El Paso

Avaló ex superintendente contratos con sus amigos

Hallan conflicto de intereses con dos proveedores; implicado justifica acuerdos

Archivo / Juan Cabrera

Molly Smith/El Paso Matters

sábado, 29 mayo 2021 | 06:00

Una auditoría interna publicada este jueves encontró “una apariencia de conflicto de intereses” entre el ex superintendente del Distrito Escolar Independiente de El Paso (EPISD), Juan Cabrera, y dos proveedores de servicios académicos que defendió durante su mandato.

La auditoría se centró en 10 contratos de servicios académicos por un total de 3.49 millones emitidos durante los años escolares 2019-20 y 2020-21 que se clasificaron como “varios”. De ellos, cinco contratos por un total de 1.89 millones de dólares carecían de documentación que mostrara que el personal de EPISD había identificado la necesidad, la justificación y la “aportación apropiada de las partes interesadas” para obtener el servicio. A seis les faltaban “datos de utilización” que mostraran si los servicios se estaban utilizando como se esperaba.

Dos de esos cinco incluían proveedores con los que Cabrera tiene “estrechas relaciones sociales y profesionales”, según las notas de auditoría: Renaissance K-12 Educational Software Systems y Engage Learning Inc., más comúnmente conocido como Engage2Learn.

Y dos de los contratos, con “Engage2Learn” y “Con Mi Madre”, por un total de casi 1.3 millones de dólares, cumplieron con la definición de desperdicio del gobierno federal porque el personal del distrito podría brindar servicios similares por sí mismo. 

La Oficina de Contabilidad del Gobierno define el desperdicio como “el acto de usar o gastar recursos de manera descuidada, extravagante o sin ningún propósito”, señala el informe de auditoría.

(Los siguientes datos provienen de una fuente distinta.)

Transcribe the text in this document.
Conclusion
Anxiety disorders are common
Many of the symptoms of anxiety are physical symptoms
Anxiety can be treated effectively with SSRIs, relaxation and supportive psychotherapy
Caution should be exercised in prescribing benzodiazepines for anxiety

En respuesta a las preguntas enviadas por correo electrónico desde El Paso Matters, Cabrera criticó los hallazgos de la auditoría.

“Durante la pandemia, estábamos luchando por brindar servicios a nuestros estudiantes de manera virtual. Al igual que todos los demás distritos de Estados Unidos, compramos y nos centramos en los proveedores de servicios digitales y nos centramos en los proveedores existentes. Todos los proveedores mencionados en la auditoría eran proveedores existentes. Es falso analizar únicamente nuestra relación con estos proveedores en el vacío durante la pandemia. Muchos de estos proveedores tienen una larga historia con el distrito”, dijo.

Después de siete años al mando del distrito, Cabrera renunció a principios de noviembre de 2020, tres semanas después de que se supo la noticia de que fue demandado por fraude en relación con un plan de escuelas autónomas de California. Esa demanda civil está pendiente.

La auditoría fue parte de las auditorías planificadas con regularidad de la Auditora Interna en Jefe Mayra Martínez para el año escolar 2020-21.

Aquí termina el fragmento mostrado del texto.